Le 15 avril 1993, le Cercle Saint-Pierre inscrivait son nom au Panthéon du sport français en dominant, à la surprise générale, le Final Four de la Coupe d'Europe des clubs champions de basket, à Athènes.
Un sacre inimaginable quelques années auparavant, "au-delà de toutes espérances", selon Dacoury, malgré la domination nationale du club marquée par deux triplés dans les années 1980 (1983 à 1985 et 1988 à 1990).
Le CSP se forge même un palmarès sur la scène continentale, mais à l'échelon inférieur, la Coupe Korac (1982 et 1983).
Un homme va bouleverser la trajectoire du club limougeaud: Božidar Maljkovic.
"Il est arrivé tout auréolé de ses deux titres avec Split (ex-Yougoslavie) et ce savoir-gagner, se rappelle Dacoury. Il nous a transmis ça: une forme de confiance dans le coach, dans son expérience, dans son savoir et ç'a été un avantage déterminant dans notre progression."
Ailier aérien au jeu spectaculaire, Dacoury découvre alors la rigueur d'un entraîneur bourreau de travail.
- "Dur, c'est facile pour lui" -
"Dur n'est pas dans son vocabulaire. Dur, c'est facile pour lui", sourit "Flying Dac", emblème du club où il a passé 18 saisons.
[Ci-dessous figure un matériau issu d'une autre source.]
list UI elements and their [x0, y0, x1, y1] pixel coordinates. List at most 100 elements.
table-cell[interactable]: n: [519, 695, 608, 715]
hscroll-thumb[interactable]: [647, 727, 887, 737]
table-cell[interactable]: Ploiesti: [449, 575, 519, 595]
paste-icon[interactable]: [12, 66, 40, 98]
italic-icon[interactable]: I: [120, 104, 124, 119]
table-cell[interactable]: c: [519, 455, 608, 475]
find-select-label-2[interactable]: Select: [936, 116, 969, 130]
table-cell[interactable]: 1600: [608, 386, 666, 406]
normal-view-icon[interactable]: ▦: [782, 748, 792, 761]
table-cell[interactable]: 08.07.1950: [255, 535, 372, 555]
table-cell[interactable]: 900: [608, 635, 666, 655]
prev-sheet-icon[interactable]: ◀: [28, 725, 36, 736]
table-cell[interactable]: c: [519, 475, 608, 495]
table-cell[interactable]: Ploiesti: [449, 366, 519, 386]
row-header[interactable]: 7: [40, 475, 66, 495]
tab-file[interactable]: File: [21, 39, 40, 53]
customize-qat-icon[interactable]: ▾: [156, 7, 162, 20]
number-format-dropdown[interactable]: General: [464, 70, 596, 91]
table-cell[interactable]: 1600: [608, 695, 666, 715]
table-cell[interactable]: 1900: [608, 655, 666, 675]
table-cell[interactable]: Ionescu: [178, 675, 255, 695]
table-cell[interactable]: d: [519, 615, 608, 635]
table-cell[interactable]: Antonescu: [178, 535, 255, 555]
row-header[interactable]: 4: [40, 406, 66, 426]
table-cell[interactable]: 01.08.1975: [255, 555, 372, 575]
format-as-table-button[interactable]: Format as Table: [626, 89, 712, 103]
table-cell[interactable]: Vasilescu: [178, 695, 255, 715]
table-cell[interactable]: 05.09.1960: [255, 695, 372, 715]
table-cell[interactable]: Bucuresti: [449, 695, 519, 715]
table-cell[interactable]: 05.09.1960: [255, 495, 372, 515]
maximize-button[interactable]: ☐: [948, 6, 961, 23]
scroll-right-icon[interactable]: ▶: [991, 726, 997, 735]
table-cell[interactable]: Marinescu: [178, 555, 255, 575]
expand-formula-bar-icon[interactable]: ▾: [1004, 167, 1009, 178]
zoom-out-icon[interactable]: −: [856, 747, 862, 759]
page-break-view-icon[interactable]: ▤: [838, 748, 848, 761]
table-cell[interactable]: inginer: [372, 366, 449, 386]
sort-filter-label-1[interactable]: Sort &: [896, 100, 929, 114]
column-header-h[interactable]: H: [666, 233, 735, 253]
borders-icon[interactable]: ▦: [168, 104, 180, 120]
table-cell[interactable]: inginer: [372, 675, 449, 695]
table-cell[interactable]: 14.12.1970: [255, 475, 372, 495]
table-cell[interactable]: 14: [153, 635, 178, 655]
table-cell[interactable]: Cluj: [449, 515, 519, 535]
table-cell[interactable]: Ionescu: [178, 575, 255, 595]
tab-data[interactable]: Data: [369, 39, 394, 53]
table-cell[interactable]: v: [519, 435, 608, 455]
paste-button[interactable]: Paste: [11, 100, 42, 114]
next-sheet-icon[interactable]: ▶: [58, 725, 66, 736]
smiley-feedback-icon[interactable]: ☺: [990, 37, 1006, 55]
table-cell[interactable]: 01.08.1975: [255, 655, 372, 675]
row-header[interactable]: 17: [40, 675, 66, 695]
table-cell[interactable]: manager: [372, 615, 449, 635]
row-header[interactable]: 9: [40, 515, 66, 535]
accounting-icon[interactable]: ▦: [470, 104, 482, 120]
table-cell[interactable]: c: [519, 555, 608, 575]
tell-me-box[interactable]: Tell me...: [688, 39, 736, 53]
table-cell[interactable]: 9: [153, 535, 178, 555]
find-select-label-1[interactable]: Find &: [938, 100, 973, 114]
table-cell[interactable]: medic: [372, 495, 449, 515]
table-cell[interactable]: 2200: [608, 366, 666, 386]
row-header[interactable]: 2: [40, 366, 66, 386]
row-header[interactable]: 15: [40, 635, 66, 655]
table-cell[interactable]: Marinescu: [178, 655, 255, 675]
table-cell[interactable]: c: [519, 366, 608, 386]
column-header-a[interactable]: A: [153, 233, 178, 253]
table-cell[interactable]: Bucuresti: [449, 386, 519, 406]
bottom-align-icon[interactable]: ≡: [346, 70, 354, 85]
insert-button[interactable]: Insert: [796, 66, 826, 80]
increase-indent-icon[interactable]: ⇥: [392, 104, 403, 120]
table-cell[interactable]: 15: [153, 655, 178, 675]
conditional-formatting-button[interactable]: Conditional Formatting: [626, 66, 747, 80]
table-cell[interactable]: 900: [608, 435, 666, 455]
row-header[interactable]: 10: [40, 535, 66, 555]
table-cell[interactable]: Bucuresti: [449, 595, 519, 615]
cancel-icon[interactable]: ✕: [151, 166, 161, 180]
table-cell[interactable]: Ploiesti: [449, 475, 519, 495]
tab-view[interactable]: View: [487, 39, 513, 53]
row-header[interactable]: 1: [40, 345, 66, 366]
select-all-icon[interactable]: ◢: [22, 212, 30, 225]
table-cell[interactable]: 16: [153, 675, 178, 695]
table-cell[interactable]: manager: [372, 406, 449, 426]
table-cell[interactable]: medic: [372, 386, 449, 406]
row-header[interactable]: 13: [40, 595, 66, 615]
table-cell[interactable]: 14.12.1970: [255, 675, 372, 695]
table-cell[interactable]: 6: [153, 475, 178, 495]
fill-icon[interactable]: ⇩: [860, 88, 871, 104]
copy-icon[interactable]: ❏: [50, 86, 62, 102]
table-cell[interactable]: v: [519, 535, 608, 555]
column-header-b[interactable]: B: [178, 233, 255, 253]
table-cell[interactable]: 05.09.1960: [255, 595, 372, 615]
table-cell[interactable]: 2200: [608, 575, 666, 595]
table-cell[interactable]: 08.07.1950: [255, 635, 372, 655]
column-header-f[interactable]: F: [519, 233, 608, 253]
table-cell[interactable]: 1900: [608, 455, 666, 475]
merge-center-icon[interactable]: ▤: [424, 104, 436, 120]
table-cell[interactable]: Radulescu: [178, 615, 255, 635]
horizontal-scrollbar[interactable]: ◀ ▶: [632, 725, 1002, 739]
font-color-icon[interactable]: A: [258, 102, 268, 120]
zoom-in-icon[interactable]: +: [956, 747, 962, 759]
"À l'intersaison, on a passé un mois de préparation inimaginable en termes d'intensité, de rythme, de travail. Il a construit à ce moment-là l'équipe qui allait devenir championne d'Europe. On ne le savait pas encore, même si on s'est rendu compte dès le premier match qu'on avait une équipe de feu."
Grâce notamment à l'apport de Michael Young, scoreur américain merveilleux mais soliste et limité défensivement, au point de faire douter Dacoury: "Avant de recruter Michael Young, +Boža+ me montre les images d'un joueur américain qu'il pensait pouvoir recruter. Je vois ce joueur qui shootait de toute part, qui ne faisait absolument aucune passe, et intérieurement, je me dis: +Pourvu que je ne joue pas avec ce mec-là+."
"C'est toute la force de Maljkovic, qui a l'œil d'un technicien hors normes capable de voir comment tel ou tel élément pouvait s'imbriquer et comment l'ensemble pouvait fonctionner."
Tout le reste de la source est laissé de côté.